Shepherdstown Museum to Open with Display of Local Silver

The Historic Shepherdstown Museum will open for the season on April 6 with a display of historic Shepherdstown and Jefferson County silverware.

Beginning on April 6, the Museum will be open on Saturdays from 11 a.m. to 5 p.m. and on Sundays from 1 to 4 p.m. It is located in the Entler Hotel building at 129 E. German Street in Shepherdstown.

The silver display, which includes spoons and serving pieces made by a number of local craftsmen, is on loan from the extensive collection of Eric Hendricks Jenkins, a twelfth-generation resident of the Eastern Panhandle. He is an avid collector of local silver and other artifacts, a history teacher at Wildwood Middle School, and a docent at the Shepherdstown Museum.

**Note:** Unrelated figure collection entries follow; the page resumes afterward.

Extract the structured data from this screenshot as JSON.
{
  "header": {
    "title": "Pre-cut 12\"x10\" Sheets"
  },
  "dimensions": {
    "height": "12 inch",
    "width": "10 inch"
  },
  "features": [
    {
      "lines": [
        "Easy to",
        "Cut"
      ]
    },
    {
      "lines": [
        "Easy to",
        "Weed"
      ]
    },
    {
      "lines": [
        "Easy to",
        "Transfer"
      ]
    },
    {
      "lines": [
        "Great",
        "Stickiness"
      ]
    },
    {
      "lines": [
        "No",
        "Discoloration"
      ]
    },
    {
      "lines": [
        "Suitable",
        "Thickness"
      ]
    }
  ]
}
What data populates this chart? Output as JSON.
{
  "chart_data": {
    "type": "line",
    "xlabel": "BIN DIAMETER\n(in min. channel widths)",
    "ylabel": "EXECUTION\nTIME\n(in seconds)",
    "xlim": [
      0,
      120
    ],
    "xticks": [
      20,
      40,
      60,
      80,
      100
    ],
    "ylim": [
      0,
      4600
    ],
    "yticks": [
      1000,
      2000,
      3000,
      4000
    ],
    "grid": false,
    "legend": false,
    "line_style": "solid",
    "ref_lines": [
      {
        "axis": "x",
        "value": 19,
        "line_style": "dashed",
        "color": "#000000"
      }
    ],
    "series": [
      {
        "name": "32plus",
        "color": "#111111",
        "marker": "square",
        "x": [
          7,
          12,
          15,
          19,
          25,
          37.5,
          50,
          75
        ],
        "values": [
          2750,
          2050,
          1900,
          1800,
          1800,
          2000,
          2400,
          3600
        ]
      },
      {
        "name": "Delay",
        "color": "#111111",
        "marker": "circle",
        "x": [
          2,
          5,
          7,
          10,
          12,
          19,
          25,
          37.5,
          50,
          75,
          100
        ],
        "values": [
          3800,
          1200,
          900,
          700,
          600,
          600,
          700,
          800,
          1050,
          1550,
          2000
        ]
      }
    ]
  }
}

Mr. Jenkins tells some great stories about his pieces and the people who made them. Among the items featured are spoons by Frederick Jerome Posey (1815-1881), who lived at the Entler Hotel and had his workshop there at one point. An opponent of slavery, Posey attempted to assist a group of slaves to escape from their owner to Canada in 1857. Posey lent his carriage to the group, which was led by an enslaved man named William Henry Mood and included a woman named Belinda Bivans. Bivans was attempting to find her father, who had escaped to Canada earlier. She said that her owner, though a Christian, was a “backslider,” and added that “money was his church.” Unfortunately, the group was caught in Chambersburg.

Also on display will be silver items made by Jacob Craft and John Bernard Woltz, both also makers of tall clocks, several of which are on display in the Museum. Clockmaking clearly was only one source of their income.

The Shepherdstown Museum houses a varied collection of other Shepherdstown objects, from prehistoric tools to an early Rural Free Delivery mail cart to two mid-twentieth century dial phones on which guests can call each other.

A suggested donation of $4 for adults is welcome. Admission for children and members is free.